Where did your journey begin? Probably not exactly where you expected. Mine started at a low point in my life. Things got really messed up. Is that where yours started too? Sometimes it takes a rock bottom moment to crush our ego enough that we actually are willing to listen.

And how painful it was to simply be isolated during COVID-19, it was like laying with your head under a leaky faucet, with a drip, drip, drip right on your forehead. You almost wished something worse would happen, if it would just happen quickly, and not bleed on for weeks and months.

But pain has a way of forcing us to ask the difficult questions. “What really matters? What is the meaning of my life? What should I do with my life?”
And our scripture today from Isaiah 55 answers those questions for us. It says:

“So you should look for the Lord
before it is too late.
You should call to him now,
while he is near.
7 Evil people should stop living evil lives.
They should stop thinking bad thoughts.
They should come to the Lord again,
and he will comfort them.
They should come to our God
because he will freely forgive them.

8 The Lord says, “My thoughts are not like yours.
Your ways are not like mine.
9 Just as the heavens are higher than the earth,
so my ways are higher than your ways,
and my thoughts are higher than your thoughts.

10 “Rain and snow fall from the sky
and don’t return until they have watered the ground.
Then the ground causes the plants to sprout and grow,
and they produce seeds for the farmer and food for people to eat.
11 In the same way, my words leave my mouth,
and they don’t come back without results.
My words make the things happen that I want to happen.
They succeed in doing what I send them to do.

12 “So you will go out from there with joy.
You will be led out in peace.
When you come to the mountains and hills, they will begin singing.
All the trees in the fields will clap their hands.
13 Large cypress trees will grow where there were thornbushes.
Myrtle trees will grow where there were weeds.
All this will happen to make the Lord known,
to be a permanent reminder of his goodness and power.”

To begin to experience your life as a spiritual journey, is to seek God. It’s to talk to God in your mind, throughout your day. It’s to take time in the morning and the evening to kneel down and pray to God. It’s to study God’s word each day, searching for nuggets of truth. But it goes much further than this. A spiritual journey is to watch your life unfold according to God’s will. It’s to realize that you are on God’s path for your life. It’s to go to bed and dream dreams that God gives you. It’s to get a word from God in a conversation with someone. Have you ever had that happen, where you realized God was speaking to you through another person? Having a spiritual journey is also to be humbled, to be brought to your knees, crying out to Jesus. And having a spiritual journey is going through a battle, fighting off demons and false teachers, and evil people who want to lead you away from Jesus. And it’s being led places you could hardly imagine.

Having a spiritual journey is also sensing that God is with you. And sensing His love.

Have you felt God’s love for you? It’s the most amazing feeling in the universe, to feel God shining down on you, His love pouring out like sunshine into your soul. Wow. God is love. He cares particularly about you, about what you want, about what you need, about your past, what you’ve been through, and where you’re going, what your destined to do.

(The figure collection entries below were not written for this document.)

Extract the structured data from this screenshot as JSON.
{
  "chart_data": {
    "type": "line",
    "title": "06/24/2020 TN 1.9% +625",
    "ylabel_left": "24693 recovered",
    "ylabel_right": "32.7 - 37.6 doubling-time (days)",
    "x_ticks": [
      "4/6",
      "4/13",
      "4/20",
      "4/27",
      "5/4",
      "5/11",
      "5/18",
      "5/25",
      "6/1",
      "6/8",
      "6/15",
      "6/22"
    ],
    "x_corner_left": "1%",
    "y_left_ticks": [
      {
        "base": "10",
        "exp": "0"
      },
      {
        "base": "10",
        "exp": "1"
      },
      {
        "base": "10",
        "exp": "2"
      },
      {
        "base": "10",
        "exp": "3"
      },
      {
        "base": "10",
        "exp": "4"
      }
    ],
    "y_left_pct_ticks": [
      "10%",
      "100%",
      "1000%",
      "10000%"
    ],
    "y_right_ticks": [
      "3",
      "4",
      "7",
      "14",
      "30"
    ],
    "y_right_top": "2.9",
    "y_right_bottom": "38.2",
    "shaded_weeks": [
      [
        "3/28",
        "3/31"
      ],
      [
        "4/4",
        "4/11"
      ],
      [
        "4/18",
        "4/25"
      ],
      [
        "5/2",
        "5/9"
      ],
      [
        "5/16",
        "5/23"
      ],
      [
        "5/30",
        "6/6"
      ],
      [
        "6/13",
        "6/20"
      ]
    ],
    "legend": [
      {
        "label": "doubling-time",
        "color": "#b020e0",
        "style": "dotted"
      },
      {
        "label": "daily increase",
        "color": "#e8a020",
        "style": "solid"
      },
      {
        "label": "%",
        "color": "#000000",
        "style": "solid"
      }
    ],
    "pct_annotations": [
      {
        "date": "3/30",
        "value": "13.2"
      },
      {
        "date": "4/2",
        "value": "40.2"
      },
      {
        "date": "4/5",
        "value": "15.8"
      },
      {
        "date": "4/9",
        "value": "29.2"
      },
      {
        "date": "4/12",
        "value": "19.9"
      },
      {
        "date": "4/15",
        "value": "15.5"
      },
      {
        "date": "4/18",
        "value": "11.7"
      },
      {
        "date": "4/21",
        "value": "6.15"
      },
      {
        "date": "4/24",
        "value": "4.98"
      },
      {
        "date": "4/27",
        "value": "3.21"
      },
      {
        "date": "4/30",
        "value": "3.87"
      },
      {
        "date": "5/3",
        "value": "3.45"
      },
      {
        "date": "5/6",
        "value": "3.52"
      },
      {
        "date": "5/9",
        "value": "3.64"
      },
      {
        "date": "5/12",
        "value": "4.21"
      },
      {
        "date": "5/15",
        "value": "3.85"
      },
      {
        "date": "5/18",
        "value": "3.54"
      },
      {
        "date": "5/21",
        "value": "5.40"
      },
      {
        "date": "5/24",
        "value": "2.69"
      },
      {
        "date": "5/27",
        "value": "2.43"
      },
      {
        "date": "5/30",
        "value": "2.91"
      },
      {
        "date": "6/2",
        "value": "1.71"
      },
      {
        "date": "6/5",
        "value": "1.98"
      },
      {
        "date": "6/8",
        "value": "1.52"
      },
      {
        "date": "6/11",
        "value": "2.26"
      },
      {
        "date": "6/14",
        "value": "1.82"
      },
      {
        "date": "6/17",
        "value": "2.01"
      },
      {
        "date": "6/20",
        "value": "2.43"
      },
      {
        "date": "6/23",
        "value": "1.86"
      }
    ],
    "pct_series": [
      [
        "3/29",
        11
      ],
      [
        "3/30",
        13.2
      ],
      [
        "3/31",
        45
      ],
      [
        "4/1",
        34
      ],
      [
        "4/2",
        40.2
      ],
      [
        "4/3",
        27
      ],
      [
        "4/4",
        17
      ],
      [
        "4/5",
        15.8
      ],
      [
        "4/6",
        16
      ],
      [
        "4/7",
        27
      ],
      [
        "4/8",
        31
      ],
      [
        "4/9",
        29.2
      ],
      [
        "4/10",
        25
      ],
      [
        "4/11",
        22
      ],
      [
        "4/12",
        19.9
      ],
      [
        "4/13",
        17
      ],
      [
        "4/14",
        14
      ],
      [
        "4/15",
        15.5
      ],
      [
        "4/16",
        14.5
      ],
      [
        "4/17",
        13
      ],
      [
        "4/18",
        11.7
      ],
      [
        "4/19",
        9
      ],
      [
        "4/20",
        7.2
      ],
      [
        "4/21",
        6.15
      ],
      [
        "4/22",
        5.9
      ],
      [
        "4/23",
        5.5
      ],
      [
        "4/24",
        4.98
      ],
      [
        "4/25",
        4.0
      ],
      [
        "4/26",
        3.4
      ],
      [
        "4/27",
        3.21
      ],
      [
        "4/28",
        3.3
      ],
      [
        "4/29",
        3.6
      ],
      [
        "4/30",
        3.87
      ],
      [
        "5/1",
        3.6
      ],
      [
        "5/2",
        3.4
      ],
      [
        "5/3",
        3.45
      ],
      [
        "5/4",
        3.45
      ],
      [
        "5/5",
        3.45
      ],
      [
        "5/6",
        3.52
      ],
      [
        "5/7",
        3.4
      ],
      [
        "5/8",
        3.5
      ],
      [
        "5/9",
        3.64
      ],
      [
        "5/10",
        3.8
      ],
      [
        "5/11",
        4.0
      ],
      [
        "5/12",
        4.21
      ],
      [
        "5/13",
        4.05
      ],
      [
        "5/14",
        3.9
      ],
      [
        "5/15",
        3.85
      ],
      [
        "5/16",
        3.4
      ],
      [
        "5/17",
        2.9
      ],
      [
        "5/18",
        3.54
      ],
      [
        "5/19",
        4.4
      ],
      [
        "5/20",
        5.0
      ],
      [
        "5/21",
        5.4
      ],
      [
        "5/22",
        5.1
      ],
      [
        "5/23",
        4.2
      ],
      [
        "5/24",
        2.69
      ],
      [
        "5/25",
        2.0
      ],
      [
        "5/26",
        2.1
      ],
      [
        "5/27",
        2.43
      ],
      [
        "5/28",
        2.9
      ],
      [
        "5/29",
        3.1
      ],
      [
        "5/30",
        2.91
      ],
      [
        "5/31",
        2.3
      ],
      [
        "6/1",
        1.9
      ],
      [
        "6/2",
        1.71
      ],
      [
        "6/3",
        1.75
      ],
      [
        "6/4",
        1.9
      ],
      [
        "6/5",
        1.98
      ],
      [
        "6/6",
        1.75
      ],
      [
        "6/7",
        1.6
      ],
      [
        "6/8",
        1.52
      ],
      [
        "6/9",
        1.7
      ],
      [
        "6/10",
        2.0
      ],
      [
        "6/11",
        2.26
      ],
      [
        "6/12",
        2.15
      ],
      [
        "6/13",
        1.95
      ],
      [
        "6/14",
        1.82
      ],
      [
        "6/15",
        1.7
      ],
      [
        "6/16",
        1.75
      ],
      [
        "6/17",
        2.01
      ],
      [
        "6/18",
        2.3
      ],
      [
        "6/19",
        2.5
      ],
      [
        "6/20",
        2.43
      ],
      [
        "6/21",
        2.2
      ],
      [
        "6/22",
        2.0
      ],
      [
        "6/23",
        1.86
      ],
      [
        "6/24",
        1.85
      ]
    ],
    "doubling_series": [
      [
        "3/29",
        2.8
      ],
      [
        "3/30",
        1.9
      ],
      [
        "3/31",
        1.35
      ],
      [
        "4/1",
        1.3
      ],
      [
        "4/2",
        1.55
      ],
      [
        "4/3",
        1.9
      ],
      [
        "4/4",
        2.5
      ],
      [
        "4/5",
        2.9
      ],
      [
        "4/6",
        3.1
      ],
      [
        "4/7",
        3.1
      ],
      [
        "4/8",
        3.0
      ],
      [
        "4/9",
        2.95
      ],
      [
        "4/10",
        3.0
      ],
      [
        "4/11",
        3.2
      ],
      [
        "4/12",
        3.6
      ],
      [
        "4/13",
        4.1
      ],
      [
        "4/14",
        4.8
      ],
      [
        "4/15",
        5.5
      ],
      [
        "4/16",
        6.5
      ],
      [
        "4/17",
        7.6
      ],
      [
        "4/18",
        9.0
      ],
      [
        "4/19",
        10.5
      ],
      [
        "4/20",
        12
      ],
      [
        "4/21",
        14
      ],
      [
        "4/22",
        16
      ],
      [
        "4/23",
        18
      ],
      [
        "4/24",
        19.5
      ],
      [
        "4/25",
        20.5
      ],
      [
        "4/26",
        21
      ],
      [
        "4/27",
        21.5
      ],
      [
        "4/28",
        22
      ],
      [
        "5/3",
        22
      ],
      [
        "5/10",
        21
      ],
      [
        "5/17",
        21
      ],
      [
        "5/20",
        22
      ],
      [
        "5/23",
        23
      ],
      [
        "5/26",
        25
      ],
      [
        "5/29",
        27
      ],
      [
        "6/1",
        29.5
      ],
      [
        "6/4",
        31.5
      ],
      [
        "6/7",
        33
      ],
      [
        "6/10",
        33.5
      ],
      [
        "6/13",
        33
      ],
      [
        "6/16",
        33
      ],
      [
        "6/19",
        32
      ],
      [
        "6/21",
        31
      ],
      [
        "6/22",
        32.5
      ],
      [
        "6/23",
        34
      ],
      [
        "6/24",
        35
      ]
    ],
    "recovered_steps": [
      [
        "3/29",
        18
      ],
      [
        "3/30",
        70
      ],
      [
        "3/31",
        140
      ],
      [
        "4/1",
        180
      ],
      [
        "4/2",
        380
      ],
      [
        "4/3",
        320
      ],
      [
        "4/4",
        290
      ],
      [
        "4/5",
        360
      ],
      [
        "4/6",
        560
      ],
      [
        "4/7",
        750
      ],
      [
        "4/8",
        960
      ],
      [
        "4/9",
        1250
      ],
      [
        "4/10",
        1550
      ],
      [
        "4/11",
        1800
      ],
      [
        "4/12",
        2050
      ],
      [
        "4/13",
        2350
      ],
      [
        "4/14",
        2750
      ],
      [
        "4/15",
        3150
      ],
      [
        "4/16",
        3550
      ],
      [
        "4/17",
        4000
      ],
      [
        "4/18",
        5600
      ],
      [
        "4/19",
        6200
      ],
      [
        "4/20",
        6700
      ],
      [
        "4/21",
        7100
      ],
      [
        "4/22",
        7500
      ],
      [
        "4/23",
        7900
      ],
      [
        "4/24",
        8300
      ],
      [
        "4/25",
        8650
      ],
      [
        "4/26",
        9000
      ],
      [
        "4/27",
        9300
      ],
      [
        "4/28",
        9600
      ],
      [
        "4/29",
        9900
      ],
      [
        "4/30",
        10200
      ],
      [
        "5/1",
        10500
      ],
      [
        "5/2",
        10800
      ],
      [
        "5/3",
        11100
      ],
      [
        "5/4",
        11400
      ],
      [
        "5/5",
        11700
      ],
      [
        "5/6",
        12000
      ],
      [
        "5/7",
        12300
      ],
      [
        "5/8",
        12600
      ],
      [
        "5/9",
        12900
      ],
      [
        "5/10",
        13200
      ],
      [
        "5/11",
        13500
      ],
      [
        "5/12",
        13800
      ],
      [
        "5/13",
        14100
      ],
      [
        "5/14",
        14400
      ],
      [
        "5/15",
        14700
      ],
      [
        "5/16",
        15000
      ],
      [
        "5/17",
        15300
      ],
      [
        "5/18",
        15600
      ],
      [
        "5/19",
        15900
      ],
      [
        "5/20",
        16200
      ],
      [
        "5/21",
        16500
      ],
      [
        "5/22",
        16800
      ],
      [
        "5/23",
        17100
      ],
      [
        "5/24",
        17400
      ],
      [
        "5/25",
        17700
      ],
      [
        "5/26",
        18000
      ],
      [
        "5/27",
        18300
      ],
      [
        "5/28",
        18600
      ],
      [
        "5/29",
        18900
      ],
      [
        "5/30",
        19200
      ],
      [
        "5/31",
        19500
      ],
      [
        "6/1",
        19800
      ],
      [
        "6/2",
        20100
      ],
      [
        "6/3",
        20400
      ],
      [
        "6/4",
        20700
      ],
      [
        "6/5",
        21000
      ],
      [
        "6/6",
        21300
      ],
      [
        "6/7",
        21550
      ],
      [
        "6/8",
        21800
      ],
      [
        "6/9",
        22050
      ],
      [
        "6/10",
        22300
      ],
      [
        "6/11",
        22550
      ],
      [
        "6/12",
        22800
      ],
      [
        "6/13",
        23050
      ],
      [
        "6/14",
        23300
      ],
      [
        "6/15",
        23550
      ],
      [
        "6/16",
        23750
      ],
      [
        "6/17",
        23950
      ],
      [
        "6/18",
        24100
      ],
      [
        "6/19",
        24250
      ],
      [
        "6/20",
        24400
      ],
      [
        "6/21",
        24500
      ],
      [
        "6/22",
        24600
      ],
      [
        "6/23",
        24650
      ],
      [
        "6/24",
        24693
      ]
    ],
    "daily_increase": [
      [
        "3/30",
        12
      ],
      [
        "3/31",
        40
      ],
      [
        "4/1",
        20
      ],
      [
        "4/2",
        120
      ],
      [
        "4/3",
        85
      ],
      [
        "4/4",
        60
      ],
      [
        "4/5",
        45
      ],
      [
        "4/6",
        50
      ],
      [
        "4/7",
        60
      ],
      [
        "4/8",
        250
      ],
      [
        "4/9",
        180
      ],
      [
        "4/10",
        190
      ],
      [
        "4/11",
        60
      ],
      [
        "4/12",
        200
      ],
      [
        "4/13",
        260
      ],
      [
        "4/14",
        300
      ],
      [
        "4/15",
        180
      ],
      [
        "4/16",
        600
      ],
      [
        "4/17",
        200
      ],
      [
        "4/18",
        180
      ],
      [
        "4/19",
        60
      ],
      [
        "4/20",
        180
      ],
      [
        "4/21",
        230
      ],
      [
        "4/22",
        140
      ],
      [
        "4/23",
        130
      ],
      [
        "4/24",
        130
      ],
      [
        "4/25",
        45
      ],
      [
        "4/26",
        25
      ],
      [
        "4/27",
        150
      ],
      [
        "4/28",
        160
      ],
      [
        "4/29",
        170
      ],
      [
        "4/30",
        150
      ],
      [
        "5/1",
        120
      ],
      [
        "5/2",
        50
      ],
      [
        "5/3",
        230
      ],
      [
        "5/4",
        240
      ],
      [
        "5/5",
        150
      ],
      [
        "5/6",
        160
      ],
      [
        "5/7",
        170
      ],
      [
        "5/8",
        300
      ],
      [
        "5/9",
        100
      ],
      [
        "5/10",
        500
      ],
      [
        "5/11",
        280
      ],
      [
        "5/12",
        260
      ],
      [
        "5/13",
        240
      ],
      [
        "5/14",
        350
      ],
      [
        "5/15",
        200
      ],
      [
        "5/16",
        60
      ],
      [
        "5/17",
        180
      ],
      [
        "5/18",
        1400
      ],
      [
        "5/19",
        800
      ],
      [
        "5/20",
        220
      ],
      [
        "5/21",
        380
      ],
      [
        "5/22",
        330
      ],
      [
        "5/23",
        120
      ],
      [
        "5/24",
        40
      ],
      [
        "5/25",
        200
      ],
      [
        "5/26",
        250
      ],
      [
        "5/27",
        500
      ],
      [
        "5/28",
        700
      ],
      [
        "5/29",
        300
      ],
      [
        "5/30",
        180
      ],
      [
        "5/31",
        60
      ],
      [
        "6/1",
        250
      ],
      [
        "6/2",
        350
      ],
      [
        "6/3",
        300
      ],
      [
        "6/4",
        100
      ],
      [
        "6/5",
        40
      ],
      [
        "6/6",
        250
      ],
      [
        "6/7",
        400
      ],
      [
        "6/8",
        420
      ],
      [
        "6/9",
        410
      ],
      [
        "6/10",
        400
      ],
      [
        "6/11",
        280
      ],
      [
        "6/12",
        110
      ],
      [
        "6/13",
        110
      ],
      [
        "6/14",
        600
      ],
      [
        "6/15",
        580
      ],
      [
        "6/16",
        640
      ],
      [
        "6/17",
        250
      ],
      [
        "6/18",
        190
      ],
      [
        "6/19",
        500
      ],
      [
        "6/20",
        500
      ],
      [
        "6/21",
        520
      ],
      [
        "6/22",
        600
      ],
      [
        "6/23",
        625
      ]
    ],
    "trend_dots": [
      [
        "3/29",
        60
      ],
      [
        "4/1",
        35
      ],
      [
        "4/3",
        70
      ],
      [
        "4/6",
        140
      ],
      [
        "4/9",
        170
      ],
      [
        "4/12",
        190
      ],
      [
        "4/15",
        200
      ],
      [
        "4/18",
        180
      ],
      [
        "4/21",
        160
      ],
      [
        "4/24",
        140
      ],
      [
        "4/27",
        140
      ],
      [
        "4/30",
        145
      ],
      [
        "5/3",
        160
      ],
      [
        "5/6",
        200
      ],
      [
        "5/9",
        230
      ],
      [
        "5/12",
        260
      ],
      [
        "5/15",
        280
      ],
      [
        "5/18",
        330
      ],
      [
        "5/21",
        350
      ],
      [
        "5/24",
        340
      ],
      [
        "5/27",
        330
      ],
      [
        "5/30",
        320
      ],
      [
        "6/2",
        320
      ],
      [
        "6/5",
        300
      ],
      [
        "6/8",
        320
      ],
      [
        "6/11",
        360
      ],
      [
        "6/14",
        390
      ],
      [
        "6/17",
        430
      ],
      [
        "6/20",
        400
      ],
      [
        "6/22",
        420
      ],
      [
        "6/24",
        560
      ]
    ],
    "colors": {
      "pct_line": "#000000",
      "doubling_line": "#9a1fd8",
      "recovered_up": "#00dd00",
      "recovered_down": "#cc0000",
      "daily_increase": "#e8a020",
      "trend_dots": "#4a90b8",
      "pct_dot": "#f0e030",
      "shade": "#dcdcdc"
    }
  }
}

Over this next week, take some time to go out to a park, to Devries nature center, to Sleepy Hollow state park, into the wilderness, and spend some time walking down a trail, thinking about God, praying to god in your mind, or sit on the beach, or on a park bench. And simply ask God to reveal himself, to speak to you, and then listen for God. And next week, I’m gonna ask some of you to share how that experience went for you.

So today, as we begin this exploration of our spiritual journeys, I invite you to take that journey with God. It’s going to be incredible.